Sean had a million questions, but he knew the answer to all of them.
He glared at Jack. “You should never have let Kane do this.”
Jack didn’t smile, but his eyebrow rose just a bit. “Have you ever successfully talked Kane out of a plan?”
Good point.
“And if Dante betrays us?”
Jack stared at him with dark eyes that reminded Sean of Lucy.
“I’ll kill him.”
Jack was deadly serious.
Dante sent Sean a text message.
Meet is on. No weapons.
Sean showed the message to Jack. He nodded and disappeared into the dark.
Sean had the bag of money and bearer bonds. He put the backpack over his shoulders and took the ATV that he’d procured earlier. Being silent no longer mattered; they were expecting him.

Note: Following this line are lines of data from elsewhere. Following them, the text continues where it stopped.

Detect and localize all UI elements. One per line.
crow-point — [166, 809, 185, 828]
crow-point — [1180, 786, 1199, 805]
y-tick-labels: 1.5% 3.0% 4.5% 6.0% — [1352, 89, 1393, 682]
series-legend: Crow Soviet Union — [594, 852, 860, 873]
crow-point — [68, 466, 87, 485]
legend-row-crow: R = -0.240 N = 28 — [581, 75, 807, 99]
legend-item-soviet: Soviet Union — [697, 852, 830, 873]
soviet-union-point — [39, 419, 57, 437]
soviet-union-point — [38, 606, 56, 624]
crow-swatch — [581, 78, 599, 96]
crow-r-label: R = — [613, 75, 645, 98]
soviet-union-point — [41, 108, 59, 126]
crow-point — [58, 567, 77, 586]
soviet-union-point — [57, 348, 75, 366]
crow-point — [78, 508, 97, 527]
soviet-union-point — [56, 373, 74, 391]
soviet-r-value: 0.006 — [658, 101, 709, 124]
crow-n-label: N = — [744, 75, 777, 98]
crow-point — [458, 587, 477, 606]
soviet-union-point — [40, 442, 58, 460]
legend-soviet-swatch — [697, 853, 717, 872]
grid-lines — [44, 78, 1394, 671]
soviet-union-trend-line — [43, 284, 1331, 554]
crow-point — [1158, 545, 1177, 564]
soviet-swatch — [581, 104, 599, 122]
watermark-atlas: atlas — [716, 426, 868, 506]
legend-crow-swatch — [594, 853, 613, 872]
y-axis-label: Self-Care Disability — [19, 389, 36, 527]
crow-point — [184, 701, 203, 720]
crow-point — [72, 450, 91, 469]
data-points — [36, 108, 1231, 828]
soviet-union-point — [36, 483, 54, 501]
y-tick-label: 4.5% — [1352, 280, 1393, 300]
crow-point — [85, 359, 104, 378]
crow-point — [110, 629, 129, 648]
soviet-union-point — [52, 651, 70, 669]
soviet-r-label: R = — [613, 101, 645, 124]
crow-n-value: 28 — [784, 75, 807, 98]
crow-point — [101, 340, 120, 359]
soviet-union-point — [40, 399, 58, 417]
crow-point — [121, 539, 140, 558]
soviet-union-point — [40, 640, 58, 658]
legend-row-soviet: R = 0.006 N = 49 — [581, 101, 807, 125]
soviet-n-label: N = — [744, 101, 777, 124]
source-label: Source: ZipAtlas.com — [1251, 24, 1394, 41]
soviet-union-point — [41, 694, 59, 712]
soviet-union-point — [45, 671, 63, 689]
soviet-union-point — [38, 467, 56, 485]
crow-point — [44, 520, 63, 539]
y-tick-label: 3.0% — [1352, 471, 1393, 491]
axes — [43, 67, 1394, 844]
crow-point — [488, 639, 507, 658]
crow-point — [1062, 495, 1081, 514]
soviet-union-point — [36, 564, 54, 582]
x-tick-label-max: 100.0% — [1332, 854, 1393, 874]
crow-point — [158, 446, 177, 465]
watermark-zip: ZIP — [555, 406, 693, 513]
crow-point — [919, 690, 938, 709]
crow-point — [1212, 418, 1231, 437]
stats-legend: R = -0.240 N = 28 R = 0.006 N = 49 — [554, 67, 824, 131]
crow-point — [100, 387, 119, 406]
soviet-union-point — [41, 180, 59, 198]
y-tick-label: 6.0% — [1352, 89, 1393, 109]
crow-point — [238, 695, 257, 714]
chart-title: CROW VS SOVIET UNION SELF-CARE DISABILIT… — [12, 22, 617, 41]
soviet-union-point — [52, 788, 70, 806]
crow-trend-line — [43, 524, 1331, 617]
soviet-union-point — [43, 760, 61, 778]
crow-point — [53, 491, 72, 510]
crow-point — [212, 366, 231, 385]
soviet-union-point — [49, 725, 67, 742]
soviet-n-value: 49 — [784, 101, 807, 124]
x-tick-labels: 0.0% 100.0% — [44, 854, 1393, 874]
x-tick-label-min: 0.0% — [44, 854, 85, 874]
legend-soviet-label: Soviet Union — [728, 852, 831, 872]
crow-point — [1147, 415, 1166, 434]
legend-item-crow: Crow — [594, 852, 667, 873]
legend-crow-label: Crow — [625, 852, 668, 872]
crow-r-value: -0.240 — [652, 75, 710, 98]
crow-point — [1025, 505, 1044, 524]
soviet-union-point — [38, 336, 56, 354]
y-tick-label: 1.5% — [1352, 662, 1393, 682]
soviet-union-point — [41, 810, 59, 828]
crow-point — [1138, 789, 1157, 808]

He hit the dirt road two miles from where the plane was hidden, and turned toward the compound. He feared someone would take a shot at him, that Flores-who knew Sean had the money-would take him out en route, take the money, and then kill Kane. But none of that happened.
Sean hid the ATV a mile from the compound. If they had to foot it back to the plane, it was a fifteen-mile hike through unfamiliar terrain. He hid the duffel bag with the bearer bonds a good hundred yards from his ATV, then walked the rest of the way up the road. The night was hot and humid. His T-shirt stuck to his skin under the jacket he wore.
He already knew where the security cameras were, but he had rigged his tablet to give him information as he walked through. Wireless intel that he could use to hack into the system. Information was power, and Sean wasn’t going to go in completely blind.
Movement to his right and left stopped Sean in his tracks. He reached for his gun, then remembered he’d hid it in the bottom of the money bag-and slowly put his hands up.
“Smart move, Mr. Rogan,” an accented voice said.
Four men came into view, all with guns pointed at Sean. He twitched. Any one of them could have nervous fingers. The guns were crap, but that didn’t mean the bullets were faulty. And the closer they were, the more likely they’d hit their target.
“Where’s the money?”
“Hidden.”
“That wasn’t your orders.”
“I’ll tell your boss where to find the money when I know that Kane is alive and well.”
The guard hit Sean across the cheek with the back of his hand. Sean barely resisted hitting him back. He spit bloody saliva on the dirt road.
“Search him,” the leader ordered.
The other three men patted him down, turned out his pockets, took his burn phone and his small tablet, which were the only things on him.
“Walk.”
Sean complied.
The compound entrance was a hundred yards from where Flores’s goons picked Sean up. It was gated with two guards standing outside. Yesterday, when Kane first reconned the place, there had been only one.